South African politician

Tsholofelo Katlego Motshidi-Bodlani is a South African politician from Gauteng. She is currently a member of the National Assembly for the Democratic Alliance.

==Political career==
Motshidi-Bodlani had served as a Democratic Alliance councillor in the Ekurhuleni Metropolitan Municipality. She stood for election to the Gauteng Provincial Legislature in the 2014 election as 46th on the DA's list. Due to the DA's electoral performance, she was not elected.

On 18 March 2018, Motshidi-Bodlani entered the National Assembly, the lower house of parliament, as a replacement for Brandon Topham, a DA MP who had resigned.
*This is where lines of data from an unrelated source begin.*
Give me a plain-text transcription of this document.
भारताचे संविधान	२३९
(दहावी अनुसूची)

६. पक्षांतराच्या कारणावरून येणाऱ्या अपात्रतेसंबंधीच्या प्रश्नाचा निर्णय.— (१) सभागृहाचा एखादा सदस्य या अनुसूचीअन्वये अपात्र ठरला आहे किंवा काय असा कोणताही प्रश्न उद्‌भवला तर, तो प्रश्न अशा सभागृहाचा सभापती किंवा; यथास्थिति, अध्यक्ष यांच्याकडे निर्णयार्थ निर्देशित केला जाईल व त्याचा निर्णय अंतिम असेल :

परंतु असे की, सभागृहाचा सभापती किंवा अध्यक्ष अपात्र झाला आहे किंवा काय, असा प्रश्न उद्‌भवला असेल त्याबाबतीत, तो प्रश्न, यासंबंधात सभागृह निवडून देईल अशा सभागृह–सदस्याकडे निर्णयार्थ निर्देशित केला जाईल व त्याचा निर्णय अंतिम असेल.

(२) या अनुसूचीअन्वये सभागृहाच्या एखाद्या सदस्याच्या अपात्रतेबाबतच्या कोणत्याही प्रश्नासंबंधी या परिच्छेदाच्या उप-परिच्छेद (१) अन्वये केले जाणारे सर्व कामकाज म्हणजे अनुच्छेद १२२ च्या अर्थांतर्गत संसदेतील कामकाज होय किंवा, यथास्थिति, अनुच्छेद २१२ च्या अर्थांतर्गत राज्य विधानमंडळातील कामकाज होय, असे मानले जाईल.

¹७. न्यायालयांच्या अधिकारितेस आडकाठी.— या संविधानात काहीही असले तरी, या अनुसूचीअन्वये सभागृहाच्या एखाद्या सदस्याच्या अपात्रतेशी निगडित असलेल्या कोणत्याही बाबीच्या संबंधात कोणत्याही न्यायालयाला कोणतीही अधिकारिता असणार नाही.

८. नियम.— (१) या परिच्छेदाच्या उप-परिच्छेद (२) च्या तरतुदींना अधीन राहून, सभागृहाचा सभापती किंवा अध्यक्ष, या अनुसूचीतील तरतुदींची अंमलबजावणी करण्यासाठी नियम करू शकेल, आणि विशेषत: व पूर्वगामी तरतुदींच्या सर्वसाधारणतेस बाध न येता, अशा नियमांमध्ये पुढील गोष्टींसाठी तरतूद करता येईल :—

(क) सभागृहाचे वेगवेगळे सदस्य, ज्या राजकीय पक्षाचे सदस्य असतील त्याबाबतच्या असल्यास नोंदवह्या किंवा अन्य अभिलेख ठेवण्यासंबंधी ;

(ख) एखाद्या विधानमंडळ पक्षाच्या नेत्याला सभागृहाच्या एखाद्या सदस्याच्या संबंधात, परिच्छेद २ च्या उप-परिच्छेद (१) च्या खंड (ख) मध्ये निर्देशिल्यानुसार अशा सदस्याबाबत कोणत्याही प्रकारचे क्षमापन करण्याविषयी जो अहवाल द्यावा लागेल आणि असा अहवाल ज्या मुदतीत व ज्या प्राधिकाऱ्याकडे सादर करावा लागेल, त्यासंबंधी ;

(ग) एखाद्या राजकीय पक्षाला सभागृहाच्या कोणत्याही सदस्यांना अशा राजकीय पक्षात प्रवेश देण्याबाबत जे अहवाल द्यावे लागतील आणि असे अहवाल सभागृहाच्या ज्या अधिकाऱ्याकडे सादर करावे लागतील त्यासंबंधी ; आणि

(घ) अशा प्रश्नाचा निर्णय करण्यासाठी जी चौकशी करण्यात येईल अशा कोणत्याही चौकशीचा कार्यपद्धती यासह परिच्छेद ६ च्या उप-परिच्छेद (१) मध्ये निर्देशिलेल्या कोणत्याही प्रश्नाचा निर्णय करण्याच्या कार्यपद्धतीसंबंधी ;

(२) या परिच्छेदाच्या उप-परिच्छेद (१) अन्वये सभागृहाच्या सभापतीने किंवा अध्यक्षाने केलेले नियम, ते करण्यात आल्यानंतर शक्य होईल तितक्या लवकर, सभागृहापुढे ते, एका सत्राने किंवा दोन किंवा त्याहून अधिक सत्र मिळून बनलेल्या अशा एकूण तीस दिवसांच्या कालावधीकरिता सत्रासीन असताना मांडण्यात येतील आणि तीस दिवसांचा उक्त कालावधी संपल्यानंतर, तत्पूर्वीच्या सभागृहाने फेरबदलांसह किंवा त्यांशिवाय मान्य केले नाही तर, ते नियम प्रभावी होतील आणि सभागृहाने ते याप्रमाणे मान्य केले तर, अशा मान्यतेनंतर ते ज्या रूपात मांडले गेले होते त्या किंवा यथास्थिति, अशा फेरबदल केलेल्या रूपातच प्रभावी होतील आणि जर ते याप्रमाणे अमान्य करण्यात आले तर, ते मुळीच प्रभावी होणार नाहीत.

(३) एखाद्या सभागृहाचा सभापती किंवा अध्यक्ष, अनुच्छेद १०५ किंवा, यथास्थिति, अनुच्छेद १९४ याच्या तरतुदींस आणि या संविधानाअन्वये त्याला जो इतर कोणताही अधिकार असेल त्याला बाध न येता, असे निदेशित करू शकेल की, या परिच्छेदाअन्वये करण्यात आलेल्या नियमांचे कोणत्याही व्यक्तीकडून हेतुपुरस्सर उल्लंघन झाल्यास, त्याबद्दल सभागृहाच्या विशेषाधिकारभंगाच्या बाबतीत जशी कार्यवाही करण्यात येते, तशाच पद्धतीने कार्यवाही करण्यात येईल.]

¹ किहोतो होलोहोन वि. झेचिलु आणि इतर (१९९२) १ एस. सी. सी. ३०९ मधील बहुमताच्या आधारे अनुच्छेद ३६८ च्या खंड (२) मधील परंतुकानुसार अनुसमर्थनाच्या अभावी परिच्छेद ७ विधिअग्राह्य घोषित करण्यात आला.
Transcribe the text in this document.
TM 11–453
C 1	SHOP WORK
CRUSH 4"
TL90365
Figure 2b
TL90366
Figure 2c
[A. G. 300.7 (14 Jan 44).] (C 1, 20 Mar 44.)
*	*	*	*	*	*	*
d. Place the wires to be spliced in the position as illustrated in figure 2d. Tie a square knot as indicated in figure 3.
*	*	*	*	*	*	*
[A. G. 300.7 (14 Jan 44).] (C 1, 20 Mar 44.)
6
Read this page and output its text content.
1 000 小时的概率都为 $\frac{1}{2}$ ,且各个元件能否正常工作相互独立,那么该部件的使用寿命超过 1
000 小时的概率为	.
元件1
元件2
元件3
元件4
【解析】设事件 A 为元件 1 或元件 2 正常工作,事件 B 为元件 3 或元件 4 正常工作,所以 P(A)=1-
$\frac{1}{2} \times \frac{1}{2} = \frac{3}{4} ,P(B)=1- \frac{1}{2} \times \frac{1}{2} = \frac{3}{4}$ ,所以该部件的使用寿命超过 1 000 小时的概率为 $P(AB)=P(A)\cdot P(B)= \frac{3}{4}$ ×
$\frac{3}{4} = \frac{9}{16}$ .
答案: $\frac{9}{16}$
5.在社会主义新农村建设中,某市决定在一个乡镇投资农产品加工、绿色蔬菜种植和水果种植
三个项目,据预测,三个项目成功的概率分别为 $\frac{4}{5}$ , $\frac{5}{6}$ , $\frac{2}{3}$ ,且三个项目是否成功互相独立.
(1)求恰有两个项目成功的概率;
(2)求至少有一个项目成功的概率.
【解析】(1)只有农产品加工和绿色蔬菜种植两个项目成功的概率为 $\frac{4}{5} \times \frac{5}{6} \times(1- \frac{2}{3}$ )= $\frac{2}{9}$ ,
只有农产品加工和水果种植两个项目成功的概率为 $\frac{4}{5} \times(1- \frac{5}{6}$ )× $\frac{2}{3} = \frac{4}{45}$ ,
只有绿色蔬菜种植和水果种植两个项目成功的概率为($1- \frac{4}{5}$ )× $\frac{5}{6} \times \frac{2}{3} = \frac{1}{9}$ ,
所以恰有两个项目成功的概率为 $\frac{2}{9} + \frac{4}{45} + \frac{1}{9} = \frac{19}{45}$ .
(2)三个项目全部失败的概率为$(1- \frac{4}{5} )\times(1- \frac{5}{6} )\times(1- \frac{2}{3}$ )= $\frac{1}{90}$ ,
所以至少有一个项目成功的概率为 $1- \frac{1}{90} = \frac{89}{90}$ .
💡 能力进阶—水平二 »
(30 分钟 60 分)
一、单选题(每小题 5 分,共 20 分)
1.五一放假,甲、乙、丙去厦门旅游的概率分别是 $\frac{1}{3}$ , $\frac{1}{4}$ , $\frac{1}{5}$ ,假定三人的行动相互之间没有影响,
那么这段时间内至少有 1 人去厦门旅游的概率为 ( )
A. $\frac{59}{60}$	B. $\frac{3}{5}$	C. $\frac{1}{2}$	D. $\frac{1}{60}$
She was then named to the Portfolio Committee on Science and Technology in October 2018.

Prior to the 2019 general elections, Motshidi-Bodlani was placed 127th on the DA's National Assembly list, 40th on the DA's Gauteng list of National Assembly candidates, and 30th on the DA's list for the provincial legislature. She was not elected to parliament or the provincial legislature.

On 17 March 2021, Motshidi-Bodlani returned to the National Assembly as a replacement for Mike Waters.